Amid the discussion, however, many misconceptions surfaced on what CTV actually is and what it can and cannot do. Therefore, an easy-to-follow explanation is in order to clear up misconceptions before diving into the details of the recent debate.
What Is CTV? Clearing Up Misconceptions
CTV was first proposed in May 2019 under a different name. At the time, the proposal, coined CheckOutputHashVerify, focused on enabling congestion control on Bitcoin — a technique that lets multiple payments be sent and confirmed to many users without burdening the blockchain until a later time. It also enabled other use cases, however, including vaults. In the following month, the proposal was refined after feedback was received and it was renamed to SecureTheBag. Later that year, it was again improved and renamed to CTV.
CTV is a proposal to improve Bitcoin through a soft fork, a type of upgrade that ensures that nodes that choose not to update can still participate in the network as long as a majority of hash power enforces the new rules. It is specified in Bitcoin Improvement Proposal (BIP) 119, where its author, Jeremy Rubin, lays out its design and reasoning as well as some use cases the proposal could enable.
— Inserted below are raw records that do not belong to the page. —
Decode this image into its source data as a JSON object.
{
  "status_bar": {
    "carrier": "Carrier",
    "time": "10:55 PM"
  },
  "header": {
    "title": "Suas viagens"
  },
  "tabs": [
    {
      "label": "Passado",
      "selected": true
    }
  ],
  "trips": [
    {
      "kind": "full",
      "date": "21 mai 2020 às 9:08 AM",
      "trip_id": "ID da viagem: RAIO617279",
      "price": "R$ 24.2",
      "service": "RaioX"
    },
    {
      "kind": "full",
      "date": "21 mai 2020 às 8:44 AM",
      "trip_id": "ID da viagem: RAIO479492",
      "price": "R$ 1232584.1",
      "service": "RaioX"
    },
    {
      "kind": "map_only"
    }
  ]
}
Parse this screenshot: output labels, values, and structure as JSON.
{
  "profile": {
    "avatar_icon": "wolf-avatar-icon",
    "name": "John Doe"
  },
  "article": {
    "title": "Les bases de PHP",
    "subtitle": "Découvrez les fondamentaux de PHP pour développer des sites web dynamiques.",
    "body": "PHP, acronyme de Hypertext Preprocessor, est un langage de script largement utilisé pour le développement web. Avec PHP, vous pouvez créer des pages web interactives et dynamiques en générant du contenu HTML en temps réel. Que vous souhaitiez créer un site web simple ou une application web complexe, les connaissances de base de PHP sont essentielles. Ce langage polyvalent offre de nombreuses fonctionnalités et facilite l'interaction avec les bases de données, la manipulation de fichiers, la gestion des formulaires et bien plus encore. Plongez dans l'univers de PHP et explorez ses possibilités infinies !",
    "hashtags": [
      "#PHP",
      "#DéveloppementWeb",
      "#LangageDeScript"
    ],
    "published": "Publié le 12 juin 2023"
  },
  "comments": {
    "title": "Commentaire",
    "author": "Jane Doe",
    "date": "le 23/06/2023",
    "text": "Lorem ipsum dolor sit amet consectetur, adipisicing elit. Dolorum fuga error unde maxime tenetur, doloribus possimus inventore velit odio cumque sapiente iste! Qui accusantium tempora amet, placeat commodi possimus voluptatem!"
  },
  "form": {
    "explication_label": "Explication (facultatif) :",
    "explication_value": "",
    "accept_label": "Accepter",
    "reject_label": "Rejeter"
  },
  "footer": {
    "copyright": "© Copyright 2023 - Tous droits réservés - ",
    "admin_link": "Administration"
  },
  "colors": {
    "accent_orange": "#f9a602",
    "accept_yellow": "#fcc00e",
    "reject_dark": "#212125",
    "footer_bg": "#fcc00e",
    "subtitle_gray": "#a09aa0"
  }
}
CTV allows a user to restrict where they can spend some of their own bitcoin (beyond private key ownership or timing rules such as in the case of a timelock), a setup known as a covenant. Although this seems contradictory and against Bitcoin’s ethos of sovereignty, there are instances where restrictions on where bitcoin can be spent can be desirable.
Who Could Restrict How You Spend Your Bitcoin With BIP 119?
A third party would not be able to restrict how you spend your bitcoin if CTV gets added to the network. Rather, the proposed soft fork allows spending conditions to be restricted only by the party receiving the bitcoin.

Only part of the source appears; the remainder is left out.